Former poet laureate Maya Angelou, who died Tuesday, spoke at least twice in the Capital Region and left a lasting impression.
Those lucky enough to meet her during her visits described her as a compelling, charismatic figure and a force for change.
Angelou was a featured speaker at Union College’s Presidential Forum on Diversity lecture series in 2007.
Gretchel Hathaway, chief diversity officer for the college, said the event was held in the largest facility on campus, but the crowd — which she estimated to be at least 400 strong — spilled into the surrounding yard. Despite the size of the audience, Angelou made the gathering seem intimate.
“You almost felt like you were in her living room and she was just having a conversation with you,” Hathaway recalled.
During her presentation, Angelou shared anecdotes and poems with what Hathaway interpreted as a mission to empower the audience.
“It was more of giving us the right, the privilege or the responsibility of making sure that we understood we have the power to make change and that if we see something that’s going on that makes us uncomfortable, that hurts somebody else, we should use that power to make change,” she explained.
Angelou addressed a crowd of more than 2,000 at Skidmore College on March 8, 1993, less than two months after she read her poem “On the Pulse of Morning” at the first inauguration of President Bill Clinton.
“The gymnasium was packed,” recalled Mary Zeiss Stange, a professor of gender studies and director of the religion program at Skidmore. “She addressed the crowd briefly but potently.”
During her presentation, Angelou treated attendees to a mix of poetry, songs and personal anecdotes.
According to a Daily Gazette article, the tone of the event was set when “more than 2,000 people who were gathered in the college sports center stood and cheered as Angelou and a group of college officials and students sang ‘Amazing Grace’ while walking to the stage.”
Phyllis A. Roth, Skidmore’s acting president at the time, bestowed on Angelou an honorary doctor of letters degree during the event.
At the time of Angelou’s appearance, Stange was director of Skidmore’s Women’s Studies program and, as such, was appointed to escort Angelou to the Albany Airport the morning after her presentation.
“That morning was a gray sky, snowy morning, but I do remember it was one of those mornings where the early morning light was breaking through the clouds,” Stange recalled. “She talked about the light and that led her to some free-associating about the power of sense impressions and the power of sound, the power of poetry and music, even when you can’t attribute meaning to it.”
She called the time spent with Angelou “very real time.”
“I don’t think that Maya Angelou was comfortable with the idea of just making pleasantries or just passing time,” she said.
Terry Diggory, retired chairman of Skidmore’s English department, also met Angelou when she visited Skidmore. He described her as “the personification of dignity.”
“But it was kind of collective dignity, because she kind of commanded respect from you, but she also did that by way of conveying her respect for you.
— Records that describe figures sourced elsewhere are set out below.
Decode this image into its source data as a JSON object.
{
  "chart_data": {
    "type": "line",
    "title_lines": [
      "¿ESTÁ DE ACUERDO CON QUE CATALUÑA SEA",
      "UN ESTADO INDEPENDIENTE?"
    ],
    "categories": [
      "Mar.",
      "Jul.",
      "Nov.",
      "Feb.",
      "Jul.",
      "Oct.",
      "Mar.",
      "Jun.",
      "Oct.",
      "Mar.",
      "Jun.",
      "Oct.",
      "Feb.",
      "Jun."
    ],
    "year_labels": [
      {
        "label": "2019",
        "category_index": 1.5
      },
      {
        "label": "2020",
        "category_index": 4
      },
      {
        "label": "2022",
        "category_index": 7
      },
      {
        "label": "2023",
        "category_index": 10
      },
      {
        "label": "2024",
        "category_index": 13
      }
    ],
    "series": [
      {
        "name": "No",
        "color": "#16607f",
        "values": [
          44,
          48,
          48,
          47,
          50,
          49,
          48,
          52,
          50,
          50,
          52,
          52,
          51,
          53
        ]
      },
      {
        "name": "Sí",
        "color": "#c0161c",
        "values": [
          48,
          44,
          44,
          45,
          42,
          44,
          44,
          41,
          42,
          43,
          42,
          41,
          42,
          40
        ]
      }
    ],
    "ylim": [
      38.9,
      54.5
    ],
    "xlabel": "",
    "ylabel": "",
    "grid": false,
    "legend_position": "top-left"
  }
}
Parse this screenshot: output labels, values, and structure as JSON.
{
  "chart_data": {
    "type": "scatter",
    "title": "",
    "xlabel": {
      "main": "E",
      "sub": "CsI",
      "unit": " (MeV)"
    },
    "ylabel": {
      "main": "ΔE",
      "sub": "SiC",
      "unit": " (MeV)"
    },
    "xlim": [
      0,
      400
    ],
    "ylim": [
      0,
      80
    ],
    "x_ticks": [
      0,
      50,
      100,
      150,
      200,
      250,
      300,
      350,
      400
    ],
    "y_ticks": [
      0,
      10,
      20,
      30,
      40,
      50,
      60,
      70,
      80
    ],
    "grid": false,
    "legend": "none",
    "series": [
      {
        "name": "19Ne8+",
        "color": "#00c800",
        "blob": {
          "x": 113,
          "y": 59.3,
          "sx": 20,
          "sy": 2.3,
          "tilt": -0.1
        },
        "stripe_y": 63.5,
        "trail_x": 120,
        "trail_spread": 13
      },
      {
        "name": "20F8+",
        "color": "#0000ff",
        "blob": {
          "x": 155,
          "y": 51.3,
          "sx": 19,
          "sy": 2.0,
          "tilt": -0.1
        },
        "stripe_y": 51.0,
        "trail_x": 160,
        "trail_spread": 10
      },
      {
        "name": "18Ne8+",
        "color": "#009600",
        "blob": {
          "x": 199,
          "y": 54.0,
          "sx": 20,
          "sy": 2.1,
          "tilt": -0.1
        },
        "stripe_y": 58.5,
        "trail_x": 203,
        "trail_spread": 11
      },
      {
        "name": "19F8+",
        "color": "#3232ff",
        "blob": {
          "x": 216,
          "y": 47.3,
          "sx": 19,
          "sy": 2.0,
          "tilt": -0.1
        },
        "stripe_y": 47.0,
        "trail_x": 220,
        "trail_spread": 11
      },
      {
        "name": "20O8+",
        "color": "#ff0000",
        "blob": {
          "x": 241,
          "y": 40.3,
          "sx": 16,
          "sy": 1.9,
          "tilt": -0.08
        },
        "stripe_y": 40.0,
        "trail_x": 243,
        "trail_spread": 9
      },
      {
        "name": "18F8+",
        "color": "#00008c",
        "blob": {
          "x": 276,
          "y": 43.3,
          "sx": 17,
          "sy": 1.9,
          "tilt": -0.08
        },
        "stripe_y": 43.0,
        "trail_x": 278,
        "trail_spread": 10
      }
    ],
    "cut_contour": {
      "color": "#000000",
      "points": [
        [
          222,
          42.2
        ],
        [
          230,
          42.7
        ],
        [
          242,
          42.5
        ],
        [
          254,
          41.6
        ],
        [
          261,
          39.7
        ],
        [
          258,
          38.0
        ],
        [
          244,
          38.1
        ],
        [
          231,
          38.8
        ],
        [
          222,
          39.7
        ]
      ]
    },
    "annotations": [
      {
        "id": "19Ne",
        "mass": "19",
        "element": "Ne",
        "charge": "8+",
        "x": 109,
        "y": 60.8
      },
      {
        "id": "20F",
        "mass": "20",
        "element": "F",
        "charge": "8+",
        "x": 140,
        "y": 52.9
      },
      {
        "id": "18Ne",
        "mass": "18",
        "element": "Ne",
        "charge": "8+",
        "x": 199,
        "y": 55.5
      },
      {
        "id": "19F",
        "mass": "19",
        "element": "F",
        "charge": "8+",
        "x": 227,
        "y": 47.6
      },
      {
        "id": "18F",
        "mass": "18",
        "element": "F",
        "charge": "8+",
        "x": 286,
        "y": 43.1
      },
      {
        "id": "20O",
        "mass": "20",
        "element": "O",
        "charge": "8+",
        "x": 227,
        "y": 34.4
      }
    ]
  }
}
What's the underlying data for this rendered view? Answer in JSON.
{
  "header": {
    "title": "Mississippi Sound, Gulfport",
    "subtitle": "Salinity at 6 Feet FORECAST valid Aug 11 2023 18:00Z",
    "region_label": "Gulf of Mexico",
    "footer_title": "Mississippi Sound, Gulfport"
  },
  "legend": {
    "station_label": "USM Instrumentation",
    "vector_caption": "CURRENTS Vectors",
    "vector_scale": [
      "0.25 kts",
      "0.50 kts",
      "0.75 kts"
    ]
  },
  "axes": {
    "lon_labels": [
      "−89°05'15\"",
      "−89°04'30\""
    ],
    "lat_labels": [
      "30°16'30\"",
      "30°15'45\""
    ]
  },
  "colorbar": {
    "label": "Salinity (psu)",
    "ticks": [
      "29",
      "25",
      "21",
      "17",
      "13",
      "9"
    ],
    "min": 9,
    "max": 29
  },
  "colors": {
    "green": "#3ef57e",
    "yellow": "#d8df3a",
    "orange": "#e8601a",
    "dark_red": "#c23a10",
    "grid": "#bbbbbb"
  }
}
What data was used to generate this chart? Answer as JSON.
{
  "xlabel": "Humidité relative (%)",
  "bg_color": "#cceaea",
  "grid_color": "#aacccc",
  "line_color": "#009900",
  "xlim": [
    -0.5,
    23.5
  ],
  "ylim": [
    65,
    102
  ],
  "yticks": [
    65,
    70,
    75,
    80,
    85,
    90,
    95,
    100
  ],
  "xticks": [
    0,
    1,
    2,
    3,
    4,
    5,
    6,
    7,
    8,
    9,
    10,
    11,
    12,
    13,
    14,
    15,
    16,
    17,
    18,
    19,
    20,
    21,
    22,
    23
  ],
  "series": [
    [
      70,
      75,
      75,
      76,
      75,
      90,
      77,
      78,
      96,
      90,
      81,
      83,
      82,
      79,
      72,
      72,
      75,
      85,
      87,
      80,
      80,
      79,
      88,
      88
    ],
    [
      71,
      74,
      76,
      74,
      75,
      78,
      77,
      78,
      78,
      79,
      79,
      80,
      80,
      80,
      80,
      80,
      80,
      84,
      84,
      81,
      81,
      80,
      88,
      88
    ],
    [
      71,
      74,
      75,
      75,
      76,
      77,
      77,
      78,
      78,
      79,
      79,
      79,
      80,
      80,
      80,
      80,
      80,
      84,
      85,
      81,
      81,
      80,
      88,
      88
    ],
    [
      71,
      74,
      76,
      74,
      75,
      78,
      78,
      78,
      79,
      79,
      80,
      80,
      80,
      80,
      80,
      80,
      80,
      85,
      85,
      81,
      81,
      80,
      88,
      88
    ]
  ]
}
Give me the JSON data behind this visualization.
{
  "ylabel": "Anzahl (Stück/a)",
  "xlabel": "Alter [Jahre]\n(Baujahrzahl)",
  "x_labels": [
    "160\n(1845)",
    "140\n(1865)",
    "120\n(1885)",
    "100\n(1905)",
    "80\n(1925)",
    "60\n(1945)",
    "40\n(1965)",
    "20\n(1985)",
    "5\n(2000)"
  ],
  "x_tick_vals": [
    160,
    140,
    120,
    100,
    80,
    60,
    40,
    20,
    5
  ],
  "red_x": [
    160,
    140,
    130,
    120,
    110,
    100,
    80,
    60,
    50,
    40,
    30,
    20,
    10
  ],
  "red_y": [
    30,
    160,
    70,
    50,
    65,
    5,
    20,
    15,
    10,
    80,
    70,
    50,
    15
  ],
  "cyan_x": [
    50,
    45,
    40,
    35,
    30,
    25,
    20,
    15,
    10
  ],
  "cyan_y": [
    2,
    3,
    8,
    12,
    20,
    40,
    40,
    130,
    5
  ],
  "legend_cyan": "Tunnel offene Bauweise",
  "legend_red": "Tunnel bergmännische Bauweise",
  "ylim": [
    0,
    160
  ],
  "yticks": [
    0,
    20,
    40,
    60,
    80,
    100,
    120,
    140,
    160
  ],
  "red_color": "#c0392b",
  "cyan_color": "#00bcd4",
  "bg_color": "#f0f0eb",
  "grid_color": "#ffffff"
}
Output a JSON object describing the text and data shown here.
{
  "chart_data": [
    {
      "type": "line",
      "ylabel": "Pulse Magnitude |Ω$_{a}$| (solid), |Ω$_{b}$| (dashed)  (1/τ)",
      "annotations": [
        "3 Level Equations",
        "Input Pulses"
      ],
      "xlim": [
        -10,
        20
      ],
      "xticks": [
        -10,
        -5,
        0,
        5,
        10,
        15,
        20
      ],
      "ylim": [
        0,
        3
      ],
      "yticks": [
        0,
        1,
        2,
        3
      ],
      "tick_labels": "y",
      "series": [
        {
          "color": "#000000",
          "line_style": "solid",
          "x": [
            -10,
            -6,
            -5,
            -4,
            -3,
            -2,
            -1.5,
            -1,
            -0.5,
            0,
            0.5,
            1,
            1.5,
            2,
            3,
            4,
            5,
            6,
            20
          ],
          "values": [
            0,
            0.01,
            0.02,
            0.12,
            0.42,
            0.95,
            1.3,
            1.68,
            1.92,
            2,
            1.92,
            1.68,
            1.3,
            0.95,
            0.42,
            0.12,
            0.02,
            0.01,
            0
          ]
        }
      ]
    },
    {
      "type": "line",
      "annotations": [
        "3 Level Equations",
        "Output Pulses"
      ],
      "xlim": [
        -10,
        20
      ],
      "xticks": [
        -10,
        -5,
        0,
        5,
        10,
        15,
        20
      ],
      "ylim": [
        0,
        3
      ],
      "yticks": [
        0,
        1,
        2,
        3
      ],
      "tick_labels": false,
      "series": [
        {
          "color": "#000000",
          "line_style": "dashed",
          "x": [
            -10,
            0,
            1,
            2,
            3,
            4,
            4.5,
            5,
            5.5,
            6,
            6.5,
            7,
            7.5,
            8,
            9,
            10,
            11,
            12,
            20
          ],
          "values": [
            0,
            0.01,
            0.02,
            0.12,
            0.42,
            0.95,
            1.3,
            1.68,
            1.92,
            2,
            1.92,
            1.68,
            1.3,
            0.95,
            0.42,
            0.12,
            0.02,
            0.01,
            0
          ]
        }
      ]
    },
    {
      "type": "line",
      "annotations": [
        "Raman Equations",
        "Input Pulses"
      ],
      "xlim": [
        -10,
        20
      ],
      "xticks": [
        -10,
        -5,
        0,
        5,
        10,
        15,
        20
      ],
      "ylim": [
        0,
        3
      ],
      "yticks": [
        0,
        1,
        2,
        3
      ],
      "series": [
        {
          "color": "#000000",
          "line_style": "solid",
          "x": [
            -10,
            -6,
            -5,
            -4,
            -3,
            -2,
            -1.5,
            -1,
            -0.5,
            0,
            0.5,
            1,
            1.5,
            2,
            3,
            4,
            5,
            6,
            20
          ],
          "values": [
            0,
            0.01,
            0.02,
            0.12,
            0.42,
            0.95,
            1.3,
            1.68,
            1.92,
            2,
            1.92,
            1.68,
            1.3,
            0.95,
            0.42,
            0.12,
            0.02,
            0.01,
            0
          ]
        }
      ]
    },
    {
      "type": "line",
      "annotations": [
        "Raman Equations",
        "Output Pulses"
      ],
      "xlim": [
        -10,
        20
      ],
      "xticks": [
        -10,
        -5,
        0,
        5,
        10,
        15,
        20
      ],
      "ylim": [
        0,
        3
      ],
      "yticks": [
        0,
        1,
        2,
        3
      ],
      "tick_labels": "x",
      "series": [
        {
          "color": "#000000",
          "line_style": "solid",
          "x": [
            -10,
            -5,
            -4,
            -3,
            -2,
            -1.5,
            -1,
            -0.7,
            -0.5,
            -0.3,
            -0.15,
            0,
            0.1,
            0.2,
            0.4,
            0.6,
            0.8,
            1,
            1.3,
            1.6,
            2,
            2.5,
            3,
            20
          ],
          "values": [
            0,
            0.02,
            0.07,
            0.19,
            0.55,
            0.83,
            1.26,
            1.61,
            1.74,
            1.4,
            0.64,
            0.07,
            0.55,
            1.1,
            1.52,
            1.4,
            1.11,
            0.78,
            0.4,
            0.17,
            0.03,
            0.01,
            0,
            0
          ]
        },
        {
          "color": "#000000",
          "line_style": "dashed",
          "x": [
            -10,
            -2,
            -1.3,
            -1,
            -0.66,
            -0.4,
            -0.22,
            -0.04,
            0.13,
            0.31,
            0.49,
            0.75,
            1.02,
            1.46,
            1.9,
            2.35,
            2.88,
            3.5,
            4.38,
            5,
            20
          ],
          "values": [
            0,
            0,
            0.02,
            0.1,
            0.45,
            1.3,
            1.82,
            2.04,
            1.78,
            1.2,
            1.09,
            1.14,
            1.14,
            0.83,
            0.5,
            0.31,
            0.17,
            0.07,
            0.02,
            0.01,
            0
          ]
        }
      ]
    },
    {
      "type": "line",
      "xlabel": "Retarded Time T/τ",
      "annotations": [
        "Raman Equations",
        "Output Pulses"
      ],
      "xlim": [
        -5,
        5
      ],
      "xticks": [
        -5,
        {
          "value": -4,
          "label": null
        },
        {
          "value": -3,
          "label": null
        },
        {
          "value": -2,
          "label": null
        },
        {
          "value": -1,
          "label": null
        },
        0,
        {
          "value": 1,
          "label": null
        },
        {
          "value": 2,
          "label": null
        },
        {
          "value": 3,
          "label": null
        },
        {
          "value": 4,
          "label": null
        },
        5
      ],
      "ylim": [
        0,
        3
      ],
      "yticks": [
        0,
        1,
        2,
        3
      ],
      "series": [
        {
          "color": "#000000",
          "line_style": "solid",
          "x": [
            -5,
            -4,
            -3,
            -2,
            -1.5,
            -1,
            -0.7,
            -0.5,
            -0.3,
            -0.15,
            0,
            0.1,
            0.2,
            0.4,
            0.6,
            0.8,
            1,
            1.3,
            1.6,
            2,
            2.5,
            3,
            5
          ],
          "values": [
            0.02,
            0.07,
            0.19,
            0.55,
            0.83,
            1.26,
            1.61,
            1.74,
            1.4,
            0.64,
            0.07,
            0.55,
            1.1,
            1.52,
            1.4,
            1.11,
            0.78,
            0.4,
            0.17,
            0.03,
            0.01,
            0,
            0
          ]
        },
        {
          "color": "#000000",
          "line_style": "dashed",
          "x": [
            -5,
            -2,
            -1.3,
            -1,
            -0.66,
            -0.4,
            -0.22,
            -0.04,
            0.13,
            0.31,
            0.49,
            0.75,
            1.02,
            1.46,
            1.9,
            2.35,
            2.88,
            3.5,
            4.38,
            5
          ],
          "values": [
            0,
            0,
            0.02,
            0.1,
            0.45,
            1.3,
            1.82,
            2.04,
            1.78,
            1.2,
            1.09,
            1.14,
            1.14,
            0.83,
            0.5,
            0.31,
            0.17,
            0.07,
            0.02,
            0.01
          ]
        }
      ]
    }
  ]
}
And she was also a very warm person,” he explained.
During her speech, he said Angelou talked about the importance of keeping education unsegregated.
“She spoke directly to the African-American students in the audience and said, ‘You go to that library and you claim Shakespeare for yourself,’ that is, don’t feel there is only one tradition which can speak to you, but claim the entire tradition of world literature for yourself,” he recounted. “I thought that was tremendously generous and expansive, in terms of her vision.”